CPIからインフレ率を計算するツールとは?
消費者物価指数(CPI:Consumer Price Index)は、さまざまな商品やサービスからなる「買い物かご」の平均的な物価水準を、時間の経過とともに示す指標です。ただし、CPIの数値そのものは単なる指数の値にすぎず、その本当の価値は2つの時点を比較したときに初めて見えてきます。このツールは、任意の2つのCPIの値からインフレ率を算出し、変化率(%)として表示します。CPI-U、CPI-W、HICP(EU基準)など、どのCPI系列にも対応し、前月比・前年同月比・数十年単位の比較まで、あらゆる期間でご利用いただけます。
使い方
比較したい期間の「開始時のCPI」と「終了時のCPI」を入力してください。ツールは2つの値の差を計算し、それを開始時の値で割り、100を掛けてインフレ率を算出します。結果がプラスなら物価が上昇したこと(インフレ)を、マイナスなら物価が下落したこと(デフレ)を意味します。
計算式の解説
計算式は次のとおりです。
$$\text{インフレ率} = \frac{\text{終了時CPI} - \text{開始時CPI}}{\text{開始時CPI}} \times 100\%$$分子は指数ポイントの増減(絶対的な変化量)を表し、これを開始時のCPIで割ることで、もとの物価水準に対する割合に換算します。さらに100を掛けることで、なじみのあるパーセント表示になります。
計算例
たとえば、年初のCPIが250で、年末のCPIが260だったとします。変化量は \(260 - 250 = 10\) ポイントです。これを開始時の値で割ると
$$\frac{10}{250} = 0.04$$となり、100を掛けると、その年のインフレ率は 4% となります。
よくある質問
結果がマイナスになったら? インフレ率がマイナスということは、その期間にCPIが下がったことを意味し、デフレ(全体的な物価の下落)が起きていることを示します。

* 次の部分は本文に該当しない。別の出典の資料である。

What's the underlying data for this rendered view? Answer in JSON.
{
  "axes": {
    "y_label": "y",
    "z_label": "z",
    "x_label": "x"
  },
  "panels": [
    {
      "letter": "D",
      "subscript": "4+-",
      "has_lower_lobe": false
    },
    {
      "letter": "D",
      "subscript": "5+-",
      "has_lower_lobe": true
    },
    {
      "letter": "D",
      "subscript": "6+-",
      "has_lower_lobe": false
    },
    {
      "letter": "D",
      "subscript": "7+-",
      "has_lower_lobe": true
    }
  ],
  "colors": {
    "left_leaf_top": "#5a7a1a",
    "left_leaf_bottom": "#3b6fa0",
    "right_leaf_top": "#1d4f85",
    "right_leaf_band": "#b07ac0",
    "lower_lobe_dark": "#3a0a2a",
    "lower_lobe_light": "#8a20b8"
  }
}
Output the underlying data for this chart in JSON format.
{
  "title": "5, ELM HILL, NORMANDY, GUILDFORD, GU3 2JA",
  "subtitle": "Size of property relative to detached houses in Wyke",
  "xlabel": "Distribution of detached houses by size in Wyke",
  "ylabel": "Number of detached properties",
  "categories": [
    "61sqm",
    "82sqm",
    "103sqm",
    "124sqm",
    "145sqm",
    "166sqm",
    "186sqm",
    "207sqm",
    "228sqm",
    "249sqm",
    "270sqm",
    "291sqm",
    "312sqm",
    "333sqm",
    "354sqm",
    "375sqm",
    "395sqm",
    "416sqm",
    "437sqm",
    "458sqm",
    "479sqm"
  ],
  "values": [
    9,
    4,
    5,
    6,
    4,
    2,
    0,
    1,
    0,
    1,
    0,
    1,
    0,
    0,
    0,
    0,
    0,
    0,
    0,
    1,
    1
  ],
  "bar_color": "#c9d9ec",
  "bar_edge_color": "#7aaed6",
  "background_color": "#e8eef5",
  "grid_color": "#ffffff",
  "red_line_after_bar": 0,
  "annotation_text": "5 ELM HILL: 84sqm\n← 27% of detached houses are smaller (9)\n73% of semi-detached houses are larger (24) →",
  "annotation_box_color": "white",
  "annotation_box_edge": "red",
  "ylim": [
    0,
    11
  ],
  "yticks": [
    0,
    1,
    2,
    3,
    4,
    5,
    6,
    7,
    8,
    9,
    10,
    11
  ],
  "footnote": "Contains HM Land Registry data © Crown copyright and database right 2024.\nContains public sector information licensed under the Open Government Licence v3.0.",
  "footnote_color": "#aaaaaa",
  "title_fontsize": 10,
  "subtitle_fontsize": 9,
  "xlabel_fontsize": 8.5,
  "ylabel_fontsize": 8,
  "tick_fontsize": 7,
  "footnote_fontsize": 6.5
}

どちらのCPIを先に入力すればいい? 早い時点の値を「開始時のCPI」、遅い時点の値を「終了時のCPI」として入力してください。こうすることで、時間の経過にともなう変化が正しく反映されます。
前年同月比のインフレ率にも使える? はい、使えます。1年前の同じ月のCPIを「開始時の値」、当月のCPIを「終了時の値」として入力すれば、年率(前年同月比)のインフレ率が求められます。